A Nebraska-based organization that helps those with intellectual disabilities kicked off its centennial celebration Tuesday.
It all began in 1913 as Bethphage Village in Axtell.
"In the beginning, the services were for just anyone who had a need: the homeless, the disabled, the very poor, just anyone who had a need for services," said Debbie Herbel, executive director of Mosaic at Bethphage Village.
Now, Mosaic serves nearly 4,000 people with intellectual disabilities throughout the country.
The organization held small centennial celebrations like at its various locations Tuesday and will have a Centennial Festival in late June. They're celebrating accomplishments that have touched thousands of lives.
"It gives people the chance to live as independently as possible here," said Audrey Weaver, who works at the Axtell location.
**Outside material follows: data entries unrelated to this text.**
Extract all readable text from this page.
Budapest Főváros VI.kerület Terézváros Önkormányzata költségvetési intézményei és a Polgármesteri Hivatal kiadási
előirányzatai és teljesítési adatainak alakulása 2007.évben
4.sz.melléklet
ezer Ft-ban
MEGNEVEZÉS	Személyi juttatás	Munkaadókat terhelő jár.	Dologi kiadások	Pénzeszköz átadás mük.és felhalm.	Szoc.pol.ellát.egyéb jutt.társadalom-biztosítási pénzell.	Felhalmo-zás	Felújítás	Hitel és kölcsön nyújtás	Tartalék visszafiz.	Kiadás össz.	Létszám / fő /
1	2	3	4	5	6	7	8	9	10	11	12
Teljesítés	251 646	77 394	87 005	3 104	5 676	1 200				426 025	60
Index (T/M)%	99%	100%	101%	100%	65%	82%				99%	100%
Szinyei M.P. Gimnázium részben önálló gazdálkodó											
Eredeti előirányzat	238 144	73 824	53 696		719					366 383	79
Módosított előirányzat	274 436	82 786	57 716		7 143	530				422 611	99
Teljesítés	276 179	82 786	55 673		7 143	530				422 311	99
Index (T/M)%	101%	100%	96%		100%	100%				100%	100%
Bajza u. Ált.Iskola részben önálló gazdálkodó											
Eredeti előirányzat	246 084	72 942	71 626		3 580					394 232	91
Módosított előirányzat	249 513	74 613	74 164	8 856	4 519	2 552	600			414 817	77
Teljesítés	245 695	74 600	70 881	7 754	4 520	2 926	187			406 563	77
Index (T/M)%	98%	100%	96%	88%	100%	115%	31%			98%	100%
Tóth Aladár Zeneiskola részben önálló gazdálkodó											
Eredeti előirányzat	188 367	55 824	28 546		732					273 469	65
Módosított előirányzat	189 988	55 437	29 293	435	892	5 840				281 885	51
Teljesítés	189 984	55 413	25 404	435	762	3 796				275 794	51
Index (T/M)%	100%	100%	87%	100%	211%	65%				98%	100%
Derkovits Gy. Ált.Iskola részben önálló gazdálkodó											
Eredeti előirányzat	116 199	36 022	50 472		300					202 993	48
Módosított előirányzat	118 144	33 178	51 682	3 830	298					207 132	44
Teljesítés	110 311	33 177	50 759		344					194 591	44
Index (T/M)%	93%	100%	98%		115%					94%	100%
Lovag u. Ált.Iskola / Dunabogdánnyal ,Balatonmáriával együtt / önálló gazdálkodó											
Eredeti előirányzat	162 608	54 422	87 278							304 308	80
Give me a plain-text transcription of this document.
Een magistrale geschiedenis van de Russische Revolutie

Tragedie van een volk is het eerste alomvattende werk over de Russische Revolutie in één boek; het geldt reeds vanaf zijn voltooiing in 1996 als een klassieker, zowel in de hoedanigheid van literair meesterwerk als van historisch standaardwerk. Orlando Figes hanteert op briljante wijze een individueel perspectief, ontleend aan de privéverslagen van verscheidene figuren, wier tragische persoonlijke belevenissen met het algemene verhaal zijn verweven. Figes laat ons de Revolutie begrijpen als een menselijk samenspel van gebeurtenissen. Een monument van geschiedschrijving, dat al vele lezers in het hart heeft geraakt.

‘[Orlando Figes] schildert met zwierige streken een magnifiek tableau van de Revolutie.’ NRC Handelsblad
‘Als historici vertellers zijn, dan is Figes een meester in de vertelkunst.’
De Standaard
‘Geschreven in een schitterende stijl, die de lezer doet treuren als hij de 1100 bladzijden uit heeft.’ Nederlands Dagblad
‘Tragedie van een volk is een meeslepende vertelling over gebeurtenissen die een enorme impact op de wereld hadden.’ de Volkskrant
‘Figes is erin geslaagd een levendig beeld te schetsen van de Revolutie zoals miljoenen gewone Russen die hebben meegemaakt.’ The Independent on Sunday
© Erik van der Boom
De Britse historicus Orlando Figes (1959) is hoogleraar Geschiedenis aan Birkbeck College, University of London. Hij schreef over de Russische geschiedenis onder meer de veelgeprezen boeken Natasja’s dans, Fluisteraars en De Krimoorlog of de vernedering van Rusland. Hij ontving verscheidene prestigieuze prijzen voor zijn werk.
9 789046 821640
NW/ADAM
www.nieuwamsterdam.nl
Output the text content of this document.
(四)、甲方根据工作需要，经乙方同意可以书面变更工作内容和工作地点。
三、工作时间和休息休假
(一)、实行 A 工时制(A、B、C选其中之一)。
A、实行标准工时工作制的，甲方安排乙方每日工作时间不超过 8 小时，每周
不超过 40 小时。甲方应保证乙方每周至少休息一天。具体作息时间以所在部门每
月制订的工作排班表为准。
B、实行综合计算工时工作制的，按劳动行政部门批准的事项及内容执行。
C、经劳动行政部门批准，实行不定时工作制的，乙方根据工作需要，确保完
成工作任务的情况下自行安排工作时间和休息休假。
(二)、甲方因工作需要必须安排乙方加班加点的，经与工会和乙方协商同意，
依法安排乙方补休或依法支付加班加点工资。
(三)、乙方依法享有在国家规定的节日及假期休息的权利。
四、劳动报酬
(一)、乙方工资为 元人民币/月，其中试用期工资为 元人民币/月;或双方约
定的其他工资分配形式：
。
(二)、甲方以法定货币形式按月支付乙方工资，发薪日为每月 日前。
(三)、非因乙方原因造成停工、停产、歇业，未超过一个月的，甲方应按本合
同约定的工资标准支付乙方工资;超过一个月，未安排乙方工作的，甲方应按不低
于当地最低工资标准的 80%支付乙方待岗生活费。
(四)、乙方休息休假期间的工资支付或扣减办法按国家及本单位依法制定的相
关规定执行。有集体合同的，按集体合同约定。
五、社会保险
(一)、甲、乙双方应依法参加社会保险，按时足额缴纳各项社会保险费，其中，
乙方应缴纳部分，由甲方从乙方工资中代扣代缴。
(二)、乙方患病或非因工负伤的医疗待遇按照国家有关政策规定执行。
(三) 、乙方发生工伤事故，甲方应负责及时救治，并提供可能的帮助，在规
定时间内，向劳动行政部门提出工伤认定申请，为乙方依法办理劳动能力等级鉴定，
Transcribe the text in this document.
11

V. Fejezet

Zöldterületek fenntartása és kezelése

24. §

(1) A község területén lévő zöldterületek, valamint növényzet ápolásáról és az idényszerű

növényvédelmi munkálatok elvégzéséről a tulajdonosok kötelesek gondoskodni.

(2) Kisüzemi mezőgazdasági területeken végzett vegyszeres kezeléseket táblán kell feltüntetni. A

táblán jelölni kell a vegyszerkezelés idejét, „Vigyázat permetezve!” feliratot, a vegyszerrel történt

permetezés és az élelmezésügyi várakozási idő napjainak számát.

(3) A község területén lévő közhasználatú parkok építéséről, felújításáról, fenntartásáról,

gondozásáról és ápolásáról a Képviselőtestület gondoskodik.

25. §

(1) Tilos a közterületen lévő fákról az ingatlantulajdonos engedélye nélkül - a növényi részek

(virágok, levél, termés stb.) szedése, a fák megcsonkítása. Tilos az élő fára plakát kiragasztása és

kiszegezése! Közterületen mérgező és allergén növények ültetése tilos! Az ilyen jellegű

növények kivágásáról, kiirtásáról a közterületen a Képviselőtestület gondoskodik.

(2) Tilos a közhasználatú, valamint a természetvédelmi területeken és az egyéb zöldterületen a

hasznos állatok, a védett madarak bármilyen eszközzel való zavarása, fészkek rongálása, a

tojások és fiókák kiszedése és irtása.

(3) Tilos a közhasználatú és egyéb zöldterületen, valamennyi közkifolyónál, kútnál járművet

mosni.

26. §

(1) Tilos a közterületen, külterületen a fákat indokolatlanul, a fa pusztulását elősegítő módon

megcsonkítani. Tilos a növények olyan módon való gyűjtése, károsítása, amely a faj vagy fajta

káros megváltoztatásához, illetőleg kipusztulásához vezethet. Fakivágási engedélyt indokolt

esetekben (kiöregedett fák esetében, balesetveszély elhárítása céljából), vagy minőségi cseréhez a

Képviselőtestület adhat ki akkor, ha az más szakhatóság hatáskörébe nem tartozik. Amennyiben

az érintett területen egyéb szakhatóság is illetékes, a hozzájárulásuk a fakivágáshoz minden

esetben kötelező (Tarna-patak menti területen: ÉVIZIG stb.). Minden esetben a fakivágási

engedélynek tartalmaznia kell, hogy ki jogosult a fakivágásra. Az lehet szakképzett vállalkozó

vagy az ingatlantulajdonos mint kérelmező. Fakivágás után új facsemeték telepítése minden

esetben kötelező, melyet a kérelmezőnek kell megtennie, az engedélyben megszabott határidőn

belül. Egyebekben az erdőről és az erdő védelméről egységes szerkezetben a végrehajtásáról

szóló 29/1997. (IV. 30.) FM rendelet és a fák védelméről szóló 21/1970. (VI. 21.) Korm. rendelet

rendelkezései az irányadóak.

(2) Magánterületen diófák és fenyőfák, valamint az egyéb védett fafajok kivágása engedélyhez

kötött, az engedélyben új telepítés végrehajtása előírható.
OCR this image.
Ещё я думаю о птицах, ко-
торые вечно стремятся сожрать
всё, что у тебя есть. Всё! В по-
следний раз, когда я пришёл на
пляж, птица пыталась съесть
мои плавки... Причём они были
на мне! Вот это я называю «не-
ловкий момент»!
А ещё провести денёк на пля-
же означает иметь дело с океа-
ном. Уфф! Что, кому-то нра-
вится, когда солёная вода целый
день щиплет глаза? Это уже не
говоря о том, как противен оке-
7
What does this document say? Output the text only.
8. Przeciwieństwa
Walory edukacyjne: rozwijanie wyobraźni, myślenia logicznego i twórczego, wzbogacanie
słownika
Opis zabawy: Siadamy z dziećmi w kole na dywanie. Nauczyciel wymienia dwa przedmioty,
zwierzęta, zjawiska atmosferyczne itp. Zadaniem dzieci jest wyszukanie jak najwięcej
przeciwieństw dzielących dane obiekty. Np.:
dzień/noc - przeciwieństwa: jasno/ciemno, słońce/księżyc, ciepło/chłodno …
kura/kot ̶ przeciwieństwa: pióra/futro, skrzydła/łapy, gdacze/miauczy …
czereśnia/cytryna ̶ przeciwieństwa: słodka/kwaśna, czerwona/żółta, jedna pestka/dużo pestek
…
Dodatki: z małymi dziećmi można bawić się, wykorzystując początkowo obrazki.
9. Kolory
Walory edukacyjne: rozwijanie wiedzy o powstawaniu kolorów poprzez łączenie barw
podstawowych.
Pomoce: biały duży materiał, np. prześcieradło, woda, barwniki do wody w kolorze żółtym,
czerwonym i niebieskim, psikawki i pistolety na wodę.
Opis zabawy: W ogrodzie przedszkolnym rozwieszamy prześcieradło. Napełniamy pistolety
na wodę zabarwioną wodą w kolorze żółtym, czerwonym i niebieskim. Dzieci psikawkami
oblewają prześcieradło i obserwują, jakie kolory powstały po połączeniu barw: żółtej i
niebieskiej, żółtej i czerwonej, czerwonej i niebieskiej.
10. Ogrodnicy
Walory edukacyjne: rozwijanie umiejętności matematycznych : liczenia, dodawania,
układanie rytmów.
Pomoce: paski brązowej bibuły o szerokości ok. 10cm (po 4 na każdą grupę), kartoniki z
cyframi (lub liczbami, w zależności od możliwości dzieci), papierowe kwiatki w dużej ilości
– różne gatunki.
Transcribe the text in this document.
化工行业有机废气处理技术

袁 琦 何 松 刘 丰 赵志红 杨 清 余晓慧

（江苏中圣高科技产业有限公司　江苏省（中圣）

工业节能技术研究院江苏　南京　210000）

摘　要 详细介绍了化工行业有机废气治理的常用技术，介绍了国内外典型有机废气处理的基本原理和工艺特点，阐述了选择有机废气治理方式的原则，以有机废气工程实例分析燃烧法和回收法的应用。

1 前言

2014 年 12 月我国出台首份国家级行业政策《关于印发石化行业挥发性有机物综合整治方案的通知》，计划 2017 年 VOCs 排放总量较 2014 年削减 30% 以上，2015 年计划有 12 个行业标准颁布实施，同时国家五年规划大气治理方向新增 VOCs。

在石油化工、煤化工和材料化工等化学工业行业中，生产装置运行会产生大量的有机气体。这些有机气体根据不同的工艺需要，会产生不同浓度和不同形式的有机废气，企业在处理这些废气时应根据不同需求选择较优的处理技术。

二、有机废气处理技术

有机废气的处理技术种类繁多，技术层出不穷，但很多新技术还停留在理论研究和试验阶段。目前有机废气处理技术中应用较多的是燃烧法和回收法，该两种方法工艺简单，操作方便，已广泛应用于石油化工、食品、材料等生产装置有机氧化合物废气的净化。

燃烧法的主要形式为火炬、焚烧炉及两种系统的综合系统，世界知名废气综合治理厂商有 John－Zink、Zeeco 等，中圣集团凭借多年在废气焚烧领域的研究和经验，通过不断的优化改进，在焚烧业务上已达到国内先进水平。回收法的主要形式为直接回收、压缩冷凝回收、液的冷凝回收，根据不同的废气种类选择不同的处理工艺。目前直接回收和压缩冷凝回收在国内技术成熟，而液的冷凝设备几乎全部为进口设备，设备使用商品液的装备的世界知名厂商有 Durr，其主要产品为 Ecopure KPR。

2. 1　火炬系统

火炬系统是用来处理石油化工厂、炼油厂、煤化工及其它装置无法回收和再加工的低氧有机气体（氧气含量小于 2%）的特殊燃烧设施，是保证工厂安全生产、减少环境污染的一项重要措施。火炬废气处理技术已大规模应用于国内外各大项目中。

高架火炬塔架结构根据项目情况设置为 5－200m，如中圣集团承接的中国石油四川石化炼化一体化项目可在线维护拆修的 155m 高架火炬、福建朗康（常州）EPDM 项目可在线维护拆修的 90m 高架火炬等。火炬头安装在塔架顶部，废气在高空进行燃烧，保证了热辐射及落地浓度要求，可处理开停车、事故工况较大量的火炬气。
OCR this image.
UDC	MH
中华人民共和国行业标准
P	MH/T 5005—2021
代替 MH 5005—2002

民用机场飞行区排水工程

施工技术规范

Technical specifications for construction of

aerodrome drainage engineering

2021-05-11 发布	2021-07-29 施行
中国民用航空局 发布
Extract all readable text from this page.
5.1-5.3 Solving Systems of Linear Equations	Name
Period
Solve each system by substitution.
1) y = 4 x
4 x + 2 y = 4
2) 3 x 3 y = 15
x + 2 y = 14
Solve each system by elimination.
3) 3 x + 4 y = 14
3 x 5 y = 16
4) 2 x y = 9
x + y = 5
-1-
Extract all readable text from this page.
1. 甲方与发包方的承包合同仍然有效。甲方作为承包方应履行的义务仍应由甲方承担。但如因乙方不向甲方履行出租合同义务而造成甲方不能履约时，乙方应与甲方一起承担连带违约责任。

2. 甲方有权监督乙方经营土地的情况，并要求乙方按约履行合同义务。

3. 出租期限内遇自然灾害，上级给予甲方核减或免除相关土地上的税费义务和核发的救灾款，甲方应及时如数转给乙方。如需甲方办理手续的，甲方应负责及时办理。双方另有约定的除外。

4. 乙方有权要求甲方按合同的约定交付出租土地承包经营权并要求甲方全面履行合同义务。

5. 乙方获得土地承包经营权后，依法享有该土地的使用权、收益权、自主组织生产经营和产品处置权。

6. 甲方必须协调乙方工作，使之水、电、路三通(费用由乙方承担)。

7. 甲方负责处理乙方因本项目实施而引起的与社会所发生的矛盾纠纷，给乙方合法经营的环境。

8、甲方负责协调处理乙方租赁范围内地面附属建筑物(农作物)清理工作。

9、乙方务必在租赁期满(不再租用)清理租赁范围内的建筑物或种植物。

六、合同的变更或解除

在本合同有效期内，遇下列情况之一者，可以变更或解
"I think the work of Mosaic is so important to let everybody know that there is a place for kids to go and for adults," said Bette Diamon.
And it's not just those with disabilities whose lives are changed. Diamon teaches at Axtell Community School and has brought her fourth-graders to socialize with Mosaic clients for 16 years.
"It was very important for kids, nine- and 10-year-olds, to be aware of people out there, that have challenges but are no different than us. They still love, they have feelings, they care about one another, that they're just like us, God made us and we're all the same," Diamon said.
Mosaic leaders say they hope the first 100 years is just a foundation of what's to come.
"We have a need to serve people with disabilities, so we serve a purpose there. And also for the community, for employment. We're one of the large employers of our community," Herbel said.